The grouping of papers into three Parts is somewhat arbitrary. Most papers could
quite easily fit into any of the three; on the other hand, a number of papers do
not sit particularly comfortably where they currently are. Coccetta's article,
while excellent in its own right, describes a more specific type of corpus than
one would expect to be treated in detail in a section on ''Getting Started''.
Indeed, Aston's straightforward introduction to the BNC-XML may have been more
appropriately located here. It is difficult in fact to see the rationale behind
the grouping of papers in Parts II and III, as all provide ideas and
suggestions, and almost all make their relevance to university foreign language
teaching evident. It would have been possible to group papers according to the
type of corpus exploited (for example, learner, translation, ESP). If the
editors were keen to retain this order of presentation, however, a more thorough
introductory essay would have served to bring together the various strands of
research. Links are made between papers, but a more ambitious discussion of the
state of the art would have allowed the reader to contextualize the papers more
The steep price of the paperback volume - £39.00 / €52 / $80.95 - is likely to
discourage individuals, but it should find a place in university libraries as a
good source of insight and ideas.
Aijmer, K. 2002. Modality in Advanced Swedish Learners' Written Interlanguage.

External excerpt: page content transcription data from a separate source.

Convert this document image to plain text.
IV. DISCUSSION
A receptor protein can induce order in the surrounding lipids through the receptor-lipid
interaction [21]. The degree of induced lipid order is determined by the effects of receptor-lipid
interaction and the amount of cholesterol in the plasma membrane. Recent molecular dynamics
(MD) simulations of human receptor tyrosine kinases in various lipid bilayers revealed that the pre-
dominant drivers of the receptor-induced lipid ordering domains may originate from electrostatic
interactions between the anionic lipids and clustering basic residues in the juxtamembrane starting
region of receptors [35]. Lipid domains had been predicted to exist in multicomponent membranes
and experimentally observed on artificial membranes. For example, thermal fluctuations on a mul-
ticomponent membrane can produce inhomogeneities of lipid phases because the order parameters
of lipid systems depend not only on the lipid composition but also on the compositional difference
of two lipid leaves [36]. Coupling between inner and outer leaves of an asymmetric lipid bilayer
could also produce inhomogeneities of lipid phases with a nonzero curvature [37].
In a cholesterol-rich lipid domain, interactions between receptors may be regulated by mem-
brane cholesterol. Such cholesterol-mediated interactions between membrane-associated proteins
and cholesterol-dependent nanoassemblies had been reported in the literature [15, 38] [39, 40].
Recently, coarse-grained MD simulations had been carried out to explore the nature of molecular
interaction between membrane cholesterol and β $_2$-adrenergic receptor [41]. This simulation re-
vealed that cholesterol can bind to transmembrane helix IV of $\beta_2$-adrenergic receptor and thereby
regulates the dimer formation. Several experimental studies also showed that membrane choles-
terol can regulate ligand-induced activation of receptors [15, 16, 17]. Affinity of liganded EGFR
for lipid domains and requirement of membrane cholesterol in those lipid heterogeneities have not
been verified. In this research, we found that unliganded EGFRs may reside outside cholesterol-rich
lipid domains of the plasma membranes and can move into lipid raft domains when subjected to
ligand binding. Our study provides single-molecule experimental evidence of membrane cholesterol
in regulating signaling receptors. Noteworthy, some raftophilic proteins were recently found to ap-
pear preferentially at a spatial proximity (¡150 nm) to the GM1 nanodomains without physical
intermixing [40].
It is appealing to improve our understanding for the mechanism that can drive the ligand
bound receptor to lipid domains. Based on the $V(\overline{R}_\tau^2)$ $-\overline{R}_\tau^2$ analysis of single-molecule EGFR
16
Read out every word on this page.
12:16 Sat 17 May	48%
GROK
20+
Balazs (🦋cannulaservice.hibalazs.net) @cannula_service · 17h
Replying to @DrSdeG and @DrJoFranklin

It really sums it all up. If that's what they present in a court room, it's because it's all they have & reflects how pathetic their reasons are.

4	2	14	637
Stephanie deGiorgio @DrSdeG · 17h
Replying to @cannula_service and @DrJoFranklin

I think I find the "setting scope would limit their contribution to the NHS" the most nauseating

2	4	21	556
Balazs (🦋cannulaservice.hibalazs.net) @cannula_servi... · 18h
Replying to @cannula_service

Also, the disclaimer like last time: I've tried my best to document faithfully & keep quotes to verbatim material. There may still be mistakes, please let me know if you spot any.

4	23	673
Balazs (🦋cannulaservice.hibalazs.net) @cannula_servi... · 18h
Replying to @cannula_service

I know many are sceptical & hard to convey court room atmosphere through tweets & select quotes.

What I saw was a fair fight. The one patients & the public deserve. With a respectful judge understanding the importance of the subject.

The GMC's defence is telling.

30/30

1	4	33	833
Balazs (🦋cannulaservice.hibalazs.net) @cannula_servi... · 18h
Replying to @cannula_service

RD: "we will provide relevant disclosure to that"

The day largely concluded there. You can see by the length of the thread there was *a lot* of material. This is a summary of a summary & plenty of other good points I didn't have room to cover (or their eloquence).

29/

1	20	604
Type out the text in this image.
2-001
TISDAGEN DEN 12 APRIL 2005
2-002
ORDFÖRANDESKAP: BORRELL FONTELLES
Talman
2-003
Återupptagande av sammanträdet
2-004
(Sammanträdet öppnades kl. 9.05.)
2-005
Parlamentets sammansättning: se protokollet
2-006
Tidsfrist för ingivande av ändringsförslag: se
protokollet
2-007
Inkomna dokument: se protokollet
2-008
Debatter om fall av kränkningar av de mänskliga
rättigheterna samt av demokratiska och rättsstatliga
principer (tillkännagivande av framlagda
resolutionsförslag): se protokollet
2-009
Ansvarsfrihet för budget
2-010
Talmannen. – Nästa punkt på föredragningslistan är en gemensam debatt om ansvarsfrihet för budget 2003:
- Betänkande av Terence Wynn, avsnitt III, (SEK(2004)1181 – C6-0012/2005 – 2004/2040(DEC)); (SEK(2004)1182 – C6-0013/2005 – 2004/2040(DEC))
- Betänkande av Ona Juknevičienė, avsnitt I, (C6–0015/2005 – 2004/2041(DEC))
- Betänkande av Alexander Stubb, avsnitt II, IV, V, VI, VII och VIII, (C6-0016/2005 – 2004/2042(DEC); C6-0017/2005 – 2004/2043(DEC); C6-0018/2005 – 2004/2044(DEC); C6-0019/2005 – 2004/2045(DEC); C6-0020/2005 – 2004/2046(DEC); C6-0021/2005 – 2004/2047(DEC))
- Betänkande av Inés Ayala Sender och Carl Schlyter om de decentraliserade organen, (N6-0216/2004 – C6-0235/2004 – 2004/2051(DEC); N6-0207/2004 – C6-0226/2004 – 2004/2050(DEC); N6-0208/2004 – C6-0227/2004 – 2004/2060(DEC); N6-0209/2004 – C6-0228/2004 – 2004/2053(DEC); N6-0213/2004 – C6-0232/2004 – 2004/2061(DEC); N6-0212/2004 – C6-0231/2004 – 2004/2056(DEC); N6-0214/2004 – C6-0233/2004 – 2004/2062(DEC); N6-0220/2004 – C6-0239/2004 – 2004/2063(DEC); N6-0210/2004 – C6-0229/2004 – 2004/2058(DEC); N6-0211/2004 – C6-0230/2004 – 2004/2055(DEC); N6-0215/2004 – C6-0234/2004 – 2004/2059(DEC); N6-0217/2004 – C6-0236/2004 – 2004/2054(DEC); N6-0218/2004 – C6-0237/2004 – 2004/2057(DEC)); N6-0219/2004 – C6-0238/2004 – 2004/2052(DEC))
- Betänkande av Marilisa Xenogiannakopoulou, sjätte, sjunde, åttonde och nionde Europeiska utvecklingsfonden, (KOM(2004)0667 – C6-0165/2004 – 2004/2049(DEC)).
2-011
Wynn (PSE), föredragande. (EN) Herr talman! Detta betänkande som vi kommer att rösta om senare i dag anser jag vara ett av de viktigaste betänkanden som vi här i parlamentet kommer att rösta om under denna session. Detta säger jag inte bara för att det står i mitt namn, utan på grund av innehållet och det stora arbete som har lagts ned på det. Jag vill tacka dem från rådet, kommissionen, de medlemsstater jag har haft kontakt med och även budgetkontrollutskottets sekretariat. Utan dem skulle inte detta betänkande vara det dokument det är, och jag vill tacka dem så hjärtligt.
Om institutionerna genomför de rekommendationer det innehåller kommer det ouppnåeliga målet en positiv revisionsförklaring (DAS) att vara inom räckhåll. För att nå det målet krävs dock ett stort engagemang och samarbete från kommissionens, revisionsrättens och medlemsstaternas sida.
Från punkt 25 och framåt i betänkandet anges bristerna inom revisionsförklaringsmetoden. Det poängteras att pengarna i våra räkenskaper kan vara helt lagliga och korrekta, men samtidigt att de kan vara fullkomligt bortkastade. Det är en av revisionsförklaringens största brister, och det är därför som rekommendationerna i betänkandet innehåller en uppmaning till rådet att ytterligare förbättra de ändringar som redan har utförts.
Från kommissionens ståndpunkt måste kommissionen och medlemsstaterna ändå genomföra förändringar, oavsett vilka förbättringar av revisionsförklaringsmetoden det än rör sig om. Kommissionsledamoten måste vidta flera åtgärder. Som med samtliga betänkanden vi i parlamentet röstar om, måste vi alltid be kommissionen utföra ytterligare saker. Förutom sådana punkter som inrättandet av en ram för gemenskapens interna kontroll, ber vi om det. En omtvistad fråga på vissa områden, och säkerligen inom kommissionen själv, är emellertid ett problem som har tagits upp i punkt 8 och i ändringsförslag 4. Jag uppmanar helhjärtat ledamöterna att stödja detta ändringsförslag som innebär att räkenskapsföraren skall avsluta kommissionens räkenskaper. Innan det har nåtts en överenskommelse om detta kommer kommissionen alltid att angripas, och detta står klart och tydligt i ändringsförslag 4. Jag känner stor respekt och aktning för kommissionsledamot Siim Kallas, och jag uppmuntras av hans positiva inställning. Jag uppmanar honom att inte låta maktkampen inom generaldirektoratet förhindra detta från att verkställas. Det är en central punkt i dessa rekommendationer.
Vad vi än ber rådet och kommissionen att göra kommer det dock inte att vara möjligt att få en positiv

In Granger, S., Hung, J. and Petch-Tyson, S. (eds) _Computer Learner Corpora,
Second Language Acquisition and Foreign Language Teaching_. Amsterdam:
Granger, S., Dagneux, E. and Meunier, F. (eds) 2002. _International Corpus of
Learner English_. Louvain-la-Neuve: Presses Universitaires de Louvain.
ABOUT THE REVIEWER
Wendy Anderson is Lecturer in the Department of English Language, University of
Glasgow, Scotland. Her teaching and research interests include: semantics,
corpus linguistics, English, Scots and French, and translation. Between 2004 and
2008, she was Research Assistant for the Scottish Corpus of Texts and Speech
(SCOTS), and Corpus of Modern Scottish Writing projects, at the University of
Glasgow. Recently, with John Corbett, also of University of Glasgow, she
published _Exploring English with Online Corpora_ (Palgrave Macmillan, 2009).